Setelah mobil sudah sampai di depan hotel, Kathrine enggan untuk keluar.
"Sayang, kamu nginep sini aja, ya," rengek Kathrine. Aaron menghela nafas panjang memperhatikan kekasihnya yang menarik lengan Aaron dengan manja.
"Maaf, Kath. Aku nggak bisa," jawab Aaron. "Kalau sampai ada yang tau tentang rumitnya hubungan ini bagaimana?"
"Sudahlah, Sayang. Lagipula nggak bakalan ada yang tau kalau kita nginep berdua, biar istri bayaranmu itu pulang sendiri, atau suruh supir jemput dia." Kathrine masih berusaha merayu.
"Oke, aku bisa pulang sendiri kok." Hayley merapikan gaunnya, ia sudah bersiap membuka pintu.
"Tunggu! Selangkah saja kamu keluar dari mobil ini, habislah riwayatmu, Hayley!" sergah Aaron.
Hayley bingung, ia masih tidak percaya dengan apa yang Aaron katakan, kenapa laki-laki itu bisa sangat terlihat buas, padahal Hayley tidak merasa melakukan kesalahan apapun, ia mengurungkan niatnya untuk keluar dari mobil ini, dan memilih diam sebagai penonton drama yang terjadi di kursi depan.
"Kamu kenapa sih, Sayang. Biarin aja dia pergi," timpal Kathrine dengan geram, ia tidak menyangka jika Aaron lebih memihak Hayley.
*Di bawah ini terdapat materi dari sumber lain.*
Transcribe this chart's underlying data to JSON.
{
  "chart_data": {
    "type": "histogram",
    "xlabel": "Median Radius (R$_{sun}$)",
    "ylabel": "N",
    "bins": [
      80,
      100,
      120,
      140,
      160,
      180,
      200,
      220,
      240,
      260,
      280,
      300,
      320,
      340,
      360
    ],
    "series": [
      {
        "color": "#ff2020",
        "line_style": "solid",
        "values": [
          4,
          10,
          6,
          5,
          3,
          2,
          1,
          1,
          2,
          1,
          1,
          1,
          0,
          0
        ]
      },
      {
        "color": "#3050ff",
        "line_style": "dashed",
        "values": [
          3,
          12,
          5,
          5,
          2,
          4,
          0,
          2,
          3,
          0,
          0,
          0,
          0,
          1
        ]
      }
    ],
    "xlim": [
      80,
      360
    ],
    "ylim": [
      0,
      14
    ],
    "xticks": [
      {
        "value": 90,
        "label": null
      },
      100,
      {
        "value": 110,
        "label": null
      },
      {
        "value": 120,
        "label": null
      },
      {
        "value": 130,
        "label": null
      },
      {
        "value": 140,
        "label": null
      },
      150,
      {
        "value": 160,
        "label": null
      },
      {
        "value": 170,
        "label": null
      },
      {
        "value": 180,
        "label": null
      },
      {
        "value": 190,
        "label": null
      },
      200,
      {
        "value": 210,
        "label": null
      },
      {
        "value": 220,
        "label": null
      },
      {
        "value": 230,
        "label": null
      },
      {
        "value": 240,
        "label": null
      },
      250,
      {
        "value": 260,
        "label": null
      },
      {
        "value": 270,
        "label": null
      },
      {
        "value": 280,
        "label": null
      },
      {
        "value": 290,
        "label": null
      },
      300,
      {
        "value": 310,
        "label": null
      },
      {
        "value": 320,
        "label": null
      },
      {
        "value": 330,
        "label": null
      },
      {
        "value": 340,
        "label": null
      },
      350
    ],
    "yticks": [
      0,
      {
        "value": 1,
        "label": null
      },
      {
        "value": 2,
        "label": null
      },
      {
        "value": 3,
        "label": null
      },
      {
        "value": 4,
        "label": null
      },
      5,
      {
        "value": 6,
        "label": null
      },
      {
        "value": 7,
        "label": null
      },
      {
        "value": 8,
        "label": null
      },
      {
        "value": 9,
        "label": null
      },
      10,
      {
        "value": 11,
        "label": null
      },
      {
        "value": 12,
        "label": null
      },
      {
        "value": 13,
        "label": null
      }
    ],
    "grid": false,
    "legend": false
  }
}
"Bagaimanapun, status kami itu menikah secara sah di mata hukum, Kath. Jadi, tolong jangan mempersulit keadaan." Aaron menepis rangkulan Kathrine di lengannya. "Kau sendiri yang memintaku menikahi wanita lain, tapi kau juga harus tau resikonya, bagaimana reputasiku jika media tau aku mempermainkan pernikahan, tolong jaga rahasia ini dengan baik."
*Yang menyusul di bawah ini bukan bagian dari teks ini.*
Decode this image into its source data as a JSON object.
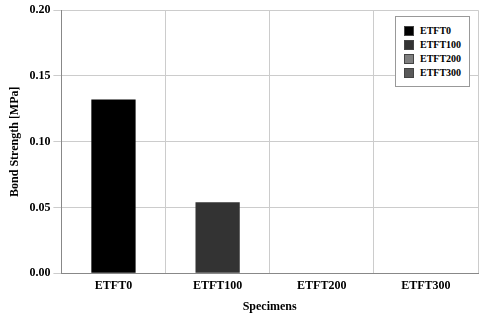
{
  "chart_data": {
    "type": "bar",
    "categories": [
      "ETFT0",
      "ETFT100",
      "ETFT200",
      "ETFT300"
    ],
    "values": [
      0.132,
      0.054,
      0,
      0
    ],
    "colors": [
      "#000000",
      "#333333",
      "#7f7f7f",
      "#595959"
    ],
    "x_label": "Specimens",
    "y_label": "Bond Strength [MPa]",
    "ylim": [
      0,
      0.2
    ],
    "yticks": [
      {
        "value": 0,
        "label": "0.00"
      },
      {
        "value": 0.05,
        "label": "0.05"
      },
      {
        "value": 0.1,
        "label": "0.10"
      },
      {
        "value": 0.15,
        "label": "0.15"
      },
      {
        "value": 0.2,
        "label": "0.20"
      }
    ],
    "grid": true,
    "legend": "top-right"
  }
}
"Oke, oke! terus saja salahkan aku, apa yang aku lakukan ini juga demi dirimu, Aaron. Demi menyelamatkan hubungan kita."
"Salah, bukan demi aku, tapi demi karirmu yang tidak seberapa itu," bentak Aaron keras, membuat Hayley dan Kathrine terperanjat kaget.
Seketika wajah Kathrine berubah pias, ia tidak pernah melihat Aaron semarah ini padanya, meskipun dua kali ia menolak di lamar, Aaron hanya kecewa, ia tidak pernah membentaknya.
"Sayang ... aku, minta maaf," ujar Kathrine memelas.
"Sudahlah, Kath. Kamu istirahat saja, aku butuh waktu sendiri," usir Aaron.
"Kamu yakin nggak mau nginep sama aku?" rayu Kathrine sekali lagi.
"Cukup! pergilah, besok aku akan menemuimu," ujar Aaron, paling tidak kalimat ini yang akan membuat Kathrine segera keluar dari mobilnya.
"Baik, aku menunggumu, Sayang." Kathrine mengecup pipi kiri Aaron dengan mesra.
"Dan kau, istri bayaran, jangan sekali-kali menggoda ataupun menyentuh kekasihku. Ingat! kamu cuma bayaran!" ujar Kathrine sambil menoleh ke jok belakang mobil, berbicara pada Hayley dengan penuh penekanan.
__ADS_1
"Aku tau posisiku, jangan mengkhawatirkannya. Aku juga sangat tau diri," jawab Hayley santai, ia seperti sudah sangat pandai menguasai dirinya di hadapan Kathrine.
Mendengar jawaban Hayley yang sangat berani dan sikapnya yang sangat tenang, entah kenapa Kathrine merasa sangat kesal.
"Awas kau!" Kembali Kathrine memperingatkan sebelum ia benar-benar keluar dari mobil dan membanting pintunya dengan kasar.
Aaron tidak ingin memperpanjang masalah dengan ikut campur dalam percakapan singkat Kathrine dan Hayley, namun ia cukup heran karena Hayley bisa sangat santai menghadapi situasi yang merepotkan ini, bahkan ia dengan mudah membuat Kathrine kalah dalam pembicaraan.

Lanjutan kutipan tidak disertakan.